Pantiums: Let Your Crotch Experience the Future!






From the makers of Strap a Monkey on Your Back comes the newest breakthrough in birth control…Introducing Pantiums! The only pants with 5% actual uranium.

Pantiums work on a principle so simple even the average American can understand it. Sperm causes pregnancy. Radiation kills sperm. Pantiums produce Radiation. Pantiums stop pregnancies. It’s that simple folks.

Pantiums are made of the highest quality. Each unit of uranium is of the top of the line weapon grade. You can’t get better uranium than that for a lower price.

The Pants component of the revolutionary Pantiums comes in a variety of styles including rugged jeans, casual slacks, and utilitarian cargo pants. They come in variety of sizes from small to large enough to fit even Rush Limbaugh (God knows we don’t want him to reproduce).
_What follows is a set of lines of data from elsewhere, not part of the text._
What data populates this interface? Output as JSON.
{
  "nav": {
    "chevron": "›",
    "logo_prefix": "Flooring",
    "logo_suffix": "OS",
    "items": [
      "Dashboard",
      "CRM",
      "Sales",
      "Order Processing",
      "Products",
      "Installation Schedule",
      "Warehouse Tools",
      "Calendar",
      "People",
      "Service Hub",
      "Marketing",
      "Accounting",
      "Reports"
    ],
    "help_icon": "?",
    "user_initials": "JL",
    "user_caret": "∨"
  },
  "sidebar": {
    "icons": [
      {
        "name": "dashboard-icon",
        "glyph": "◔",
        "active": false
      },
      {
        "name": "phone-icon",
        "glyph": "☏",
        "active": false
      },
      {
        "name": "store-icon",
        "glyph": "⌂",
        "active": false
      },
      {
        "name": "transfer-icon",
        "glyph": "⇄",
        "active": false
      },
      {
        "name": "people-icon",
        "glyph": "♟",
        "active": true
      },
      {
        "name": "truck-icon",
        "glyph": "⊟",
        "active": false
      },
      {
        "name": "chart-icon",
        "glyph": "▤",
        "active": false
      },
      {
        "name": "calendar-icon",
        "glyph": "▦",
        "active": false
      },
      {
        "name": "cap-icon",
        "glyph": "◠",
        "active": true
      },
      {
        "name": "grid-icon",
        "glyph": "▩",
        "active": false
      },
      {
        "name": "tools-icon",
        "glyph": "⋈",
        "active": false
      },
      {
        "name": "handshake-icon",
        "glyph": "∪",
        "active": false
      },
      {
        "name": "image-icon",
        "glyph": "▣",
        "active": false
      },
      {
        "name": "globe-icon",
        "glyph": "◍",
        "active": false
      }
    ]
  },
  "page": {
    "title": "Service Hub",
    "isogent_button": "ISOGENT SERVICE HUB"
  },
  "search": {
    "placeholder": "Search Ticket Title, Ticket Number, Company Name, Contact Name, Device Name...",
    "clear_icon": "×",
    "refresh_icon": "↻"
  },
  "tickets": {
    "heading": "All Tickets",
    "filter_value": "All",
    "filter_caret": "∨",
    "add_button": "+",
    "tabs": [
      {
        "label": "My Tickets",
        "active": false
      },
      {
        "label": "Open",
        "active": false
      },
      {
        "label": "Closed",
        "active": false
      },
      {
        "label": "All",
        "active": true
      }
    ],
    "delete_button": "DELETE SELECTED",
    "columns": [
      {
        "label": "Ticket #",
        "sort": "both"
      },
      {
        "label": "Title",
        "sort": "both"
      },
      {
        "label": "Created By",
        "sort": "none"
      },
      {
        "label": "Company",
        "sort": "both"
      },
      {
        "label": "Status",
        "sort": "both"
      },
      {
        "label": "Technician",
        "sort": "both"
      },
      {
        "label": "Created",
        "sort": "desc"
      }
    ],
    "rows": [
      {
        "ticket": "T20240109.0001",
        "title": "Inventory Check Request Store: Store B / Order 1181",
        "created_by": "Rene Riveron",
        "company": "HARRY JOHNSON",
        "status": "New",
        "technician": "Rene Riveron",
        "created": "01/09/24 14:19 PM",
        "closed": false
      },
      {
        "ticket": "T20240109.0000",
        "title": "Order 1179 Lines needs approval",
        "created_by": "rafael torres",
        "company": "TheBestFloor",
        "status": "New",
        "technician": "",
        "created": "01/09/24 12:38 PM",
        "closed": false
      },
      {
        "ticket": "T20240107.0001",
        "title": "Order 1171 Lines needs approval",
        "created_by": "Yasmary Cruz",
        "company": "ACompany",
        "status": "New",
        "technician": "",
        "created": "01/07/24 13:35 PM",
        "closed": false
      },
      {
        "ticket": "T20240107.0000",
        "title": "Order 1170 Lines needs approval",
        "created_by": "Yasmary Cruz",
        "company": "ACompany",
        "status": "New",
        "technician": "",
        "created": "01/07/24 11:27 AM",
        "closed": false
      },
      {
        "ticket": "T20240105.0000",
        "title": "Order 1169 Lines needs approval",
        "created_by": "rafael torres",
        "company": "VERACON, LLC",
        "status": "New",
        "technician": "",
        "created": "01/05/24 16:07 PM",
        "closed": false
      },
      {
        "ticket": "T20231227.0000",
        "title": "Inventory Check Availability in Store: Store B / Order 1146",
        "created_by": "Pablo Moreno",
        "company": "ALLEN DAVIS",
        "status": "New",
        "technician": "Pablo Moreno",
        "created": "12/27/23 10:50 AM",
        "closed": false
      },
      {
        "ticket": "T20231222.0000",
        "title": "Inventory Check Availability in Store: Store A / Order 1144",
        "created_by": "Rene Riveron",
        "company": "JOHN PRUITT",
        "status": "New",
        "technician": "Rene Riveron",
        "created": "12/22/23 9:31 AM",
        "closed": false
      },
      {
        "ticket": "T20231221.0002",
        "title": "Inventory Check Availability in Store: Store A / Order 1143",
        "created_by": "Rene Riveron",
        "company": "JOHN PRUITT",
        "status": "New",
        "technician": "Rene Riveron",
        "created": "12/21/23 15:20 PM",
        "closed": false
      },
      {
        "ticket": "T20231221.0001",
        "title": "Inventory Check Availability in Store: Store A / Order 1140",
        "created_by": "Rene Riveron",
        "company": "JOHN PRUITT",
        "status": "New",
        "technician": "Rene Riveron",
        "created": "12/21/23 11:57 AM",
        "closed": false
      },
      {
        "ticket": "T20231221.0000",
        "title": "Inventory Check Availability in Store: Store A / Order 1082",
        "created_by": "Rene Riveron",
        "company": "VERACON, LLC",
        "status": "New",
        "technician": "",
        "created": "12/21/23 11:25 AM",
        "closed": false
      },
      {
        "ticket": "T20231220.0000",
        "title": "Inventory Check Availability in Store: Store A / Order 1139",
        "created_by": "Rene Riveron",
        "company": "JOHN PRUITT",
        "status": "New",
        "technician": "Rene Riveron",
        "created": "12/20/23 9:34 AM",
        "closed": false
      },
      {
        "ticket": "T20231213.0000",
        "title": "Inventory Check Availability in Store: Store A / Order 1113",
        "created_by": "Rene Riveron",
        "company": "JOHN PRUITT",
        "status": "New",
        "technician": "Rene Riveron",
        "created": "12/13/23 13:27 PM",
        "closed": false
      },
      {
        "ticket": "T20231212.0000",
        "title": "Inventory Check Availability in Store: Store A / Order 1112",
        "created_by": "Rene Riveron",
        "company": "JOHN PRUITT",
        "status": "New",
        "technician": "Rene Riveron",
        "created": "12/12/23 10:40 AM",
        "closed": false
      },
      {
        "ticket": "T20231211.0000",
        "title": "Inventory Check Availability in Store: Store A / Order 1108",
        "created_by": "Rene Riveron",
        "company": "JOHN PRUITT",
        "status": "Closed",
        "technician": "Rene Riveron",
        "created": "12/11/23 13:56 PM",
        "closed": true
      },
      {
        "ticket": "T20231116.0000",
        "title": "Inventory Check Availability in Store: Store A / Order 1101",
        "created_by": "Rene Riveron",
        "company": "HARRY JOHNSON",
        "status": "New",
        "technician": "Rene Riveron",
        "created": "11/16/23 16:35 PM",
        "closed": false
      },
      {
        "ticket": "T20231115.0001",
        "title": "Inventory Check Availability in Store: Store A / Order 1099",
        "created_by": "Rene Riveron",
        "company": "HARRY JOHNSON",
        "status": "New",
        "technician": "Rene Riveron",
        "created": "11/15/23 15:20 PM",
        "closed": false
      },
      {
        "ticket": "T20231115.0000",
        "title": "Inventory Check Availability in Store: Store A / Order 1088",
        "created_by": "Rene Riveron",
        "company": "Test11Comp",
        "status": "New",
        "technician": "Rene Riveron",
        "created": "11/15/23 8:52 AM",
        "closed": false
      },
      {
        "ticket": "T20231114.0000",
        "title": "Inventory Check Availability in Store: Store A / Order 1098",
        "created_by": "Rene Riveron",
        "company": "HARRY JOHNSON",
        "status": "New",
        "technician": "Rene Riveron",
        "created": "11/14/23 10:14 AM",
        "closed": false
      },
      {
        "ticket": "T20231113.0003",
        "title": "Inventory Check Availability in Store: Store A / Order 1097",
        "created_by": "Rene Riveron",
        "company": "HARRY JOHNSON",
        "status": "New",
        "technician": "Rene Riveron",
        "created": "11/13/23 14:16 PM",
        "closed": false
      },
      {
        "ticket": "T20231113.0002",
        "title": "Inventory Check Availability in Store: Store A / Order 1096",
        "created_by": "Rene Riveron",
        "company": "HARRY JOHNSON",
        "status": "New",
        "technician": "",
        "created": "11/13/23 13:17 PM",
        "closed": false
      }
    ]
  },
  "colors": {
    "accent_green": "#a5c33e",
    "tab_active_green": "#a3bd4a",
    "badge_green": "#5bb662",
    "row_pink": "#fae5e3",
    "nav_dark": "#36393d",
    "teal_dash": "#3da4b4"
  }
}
But don’t take my word for it. Listen to these amazing testimonials:
Dude, pantiums are da bomb. They be the shiznits especially when I get my mack on with my bootilicious bitch (Surly Teenager)

Pantiums have decreased my sperm count to such low levels that I’m not even officially considered a man anymore. Now I am eligible for that waitressing job. Thanks Pantiums! (Confused Tranny)

Pantiums helped me find religion. As soon as I put them on, I saw at least 4 different Gods chanting me to follow them. I’m now the arch leader of the second Moonbeam society. (Enlightened Priest)

I gave Pantiums to my boyfriend and now I don’t ever have to go on the Pill again. Well, I still need it while I’m cheating with his brother. Oh, can you cut that out of the interview? Yeah? Okay thanks. (Thankful Whore)

Yes, Pantiums can change your life and the life of your significant other. Remember, this valentines day don’t buy them candy and flowers buy for yourself or for your better half a couple pairs of pantiums.


(Surgeon General’s Warning: Pantiums may cause testicular cancer, brain cancer, lung cancer, leukemia, gigantisitis, laser beam vision, stomach aches, hair loss, itchy back syndrome, loss of outer layer of skin, diarrhea, thumb cancer, impotence, anemia, loss of vision, implosion of the liver, the creation of a giant race of super-spiders, insomnia, headaches, or death.)